Menu
/
Pagi di sudut kota hujan,  langkah-langkah begitu cepat berlalu. Aneka warna warni payung mulai memenuhi ruangan kelas berbentuk segi empat ini. Datang gadis berjilbab putih dengan depan jilbab yang berantakan. 



“Assalamualaikum, ladies” ucap Liyan padaku dan teman-teman yang sedang duduk-duduk dibangku kelas.

“Walaikumsalam, Yan. Ngaca kenapa sih, jilbab kayak kena badai gitu!” Adefit menggerutu.
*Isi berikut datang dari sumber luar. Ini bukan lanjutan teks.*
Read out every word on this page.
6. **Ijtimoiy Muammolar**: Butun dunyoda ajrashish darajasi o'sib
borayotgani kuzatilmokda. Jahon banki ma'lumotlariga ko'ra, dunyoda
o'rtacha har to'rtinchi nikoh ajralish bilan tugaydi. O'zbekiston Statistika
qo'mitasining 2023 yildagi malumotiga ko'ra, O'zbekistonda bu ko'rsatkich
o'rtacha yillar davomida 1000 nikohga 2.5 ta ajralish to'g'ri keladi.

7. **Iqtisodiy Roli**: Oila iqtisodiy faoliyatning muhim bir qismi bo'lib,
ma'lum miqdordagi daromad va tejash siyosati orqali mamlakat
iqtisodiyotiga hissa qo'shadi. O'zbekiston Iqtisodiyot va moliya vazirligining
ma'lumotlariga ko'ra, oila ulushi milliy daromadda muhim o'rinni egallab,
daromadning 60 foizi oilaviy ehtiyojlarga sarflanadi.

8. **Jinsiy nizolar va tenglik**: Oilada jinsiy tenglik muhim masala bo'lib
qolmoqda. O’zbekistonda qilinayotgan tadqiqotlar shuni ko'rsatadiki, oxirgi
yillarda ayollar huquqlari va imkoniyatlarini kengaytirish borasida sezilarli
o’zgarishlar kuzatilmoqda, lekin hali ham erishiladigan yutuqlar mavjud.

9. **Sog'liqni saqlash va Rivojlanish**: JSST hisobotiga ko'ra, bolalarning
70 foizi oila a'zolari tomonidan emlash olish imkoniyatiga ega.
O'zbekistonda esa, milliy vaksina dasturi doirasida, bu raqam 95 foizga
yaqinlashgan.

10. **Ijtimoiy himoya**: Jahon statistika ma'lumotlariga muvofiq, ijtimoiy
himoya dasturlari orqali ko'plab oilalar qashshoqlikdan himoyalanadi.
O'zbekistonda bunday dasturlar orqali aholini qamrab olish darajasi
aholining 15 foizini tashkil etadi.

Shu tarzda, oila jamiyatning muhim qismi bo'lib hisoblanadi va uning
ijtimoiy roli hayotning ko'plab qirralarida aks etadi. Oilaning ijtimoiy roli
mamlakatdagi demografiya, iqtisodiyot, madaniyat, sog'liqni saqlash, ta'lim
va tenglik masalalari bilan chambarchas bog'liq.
“Hehehee, boting bomat ah. Ada kabar yang lebih penting dan bagai badai dalam hatiku.” Liyan menambahkan sambil tangannya merapikan ujung jilbannya. 

“Apa,apa,apasih. Ilna Penasaran nih.”  Tanya Ilna sahabatku yang duduk dibelakang.


“Tatap muka aku ya semuanya. Kata Umiku, kalian-kalian semua atau sekelas boleh main kerumah ku di Cianteun. Liburan nanti kan kelas tiga pada UN. Lumayan dari hari sabtu kita berangkat sampai selasa disana.”

Aku dan Ilna agak ragu, dalam pikiran aku dan Ilna sama-sama tentang perizinan. Teman-teman yang lain semua bersorak bahagia menyambut kabar bahagia ini. 

“Kenapa sih Ena dan juga Ilna, muka kalian kusut kayak belum disetrika.” 

“Aku tidak ikut ya,Liyan.Maaf. Ibu pasti gak kasih izin. Ini kalau diizinkan keajaiban dan jadi kali pertama bisa menginap di rumah teman.” tuturku

“Ya ampun gitu doang, nanti kita ramai-ramai ke rumah orangtua untuk meminta izin.Only girls!    Masa gak dapat izin. Semua yang ikut hanya wanita. Ada 4 hari lagi buat minta restu orangtua dan siapkan bekal ya.” Liyan antusias.

Esoknya Adefit, Ria, Diah, Trully, Aina, Ratih, Mira sudah membuat laporan kepada Liyan tentang keikutsertaan mereka. Tinggal aku dan Ilna. Sepulang sekolah inilah jadwal membujuk orangtua Ilna , kami segerombolan mendatangi rumah Ilna.  Hasilnya nihil, ayah Ilna tetap tidak setuju. 

Tinggal menunggu giliranku esok harinya,apakah bernasib sama juga dengan Ilna. Ternyata kali ini jurus Liyan begitu maut,membujuk dan memohon pada ibuku dan akhirnya diberi izin dengan beberapa syarat.  Anggukan kepala kami semua tanda setuju. 

Teman-teman sudah  tidak konsentrasi dalam belajar. Sudah membayangkan kesejukan cianteun.Walau di Bogor kota juga sejuk,tetapi Cianteun lebih sejuk lagi berdasarkan cerita Liyan. 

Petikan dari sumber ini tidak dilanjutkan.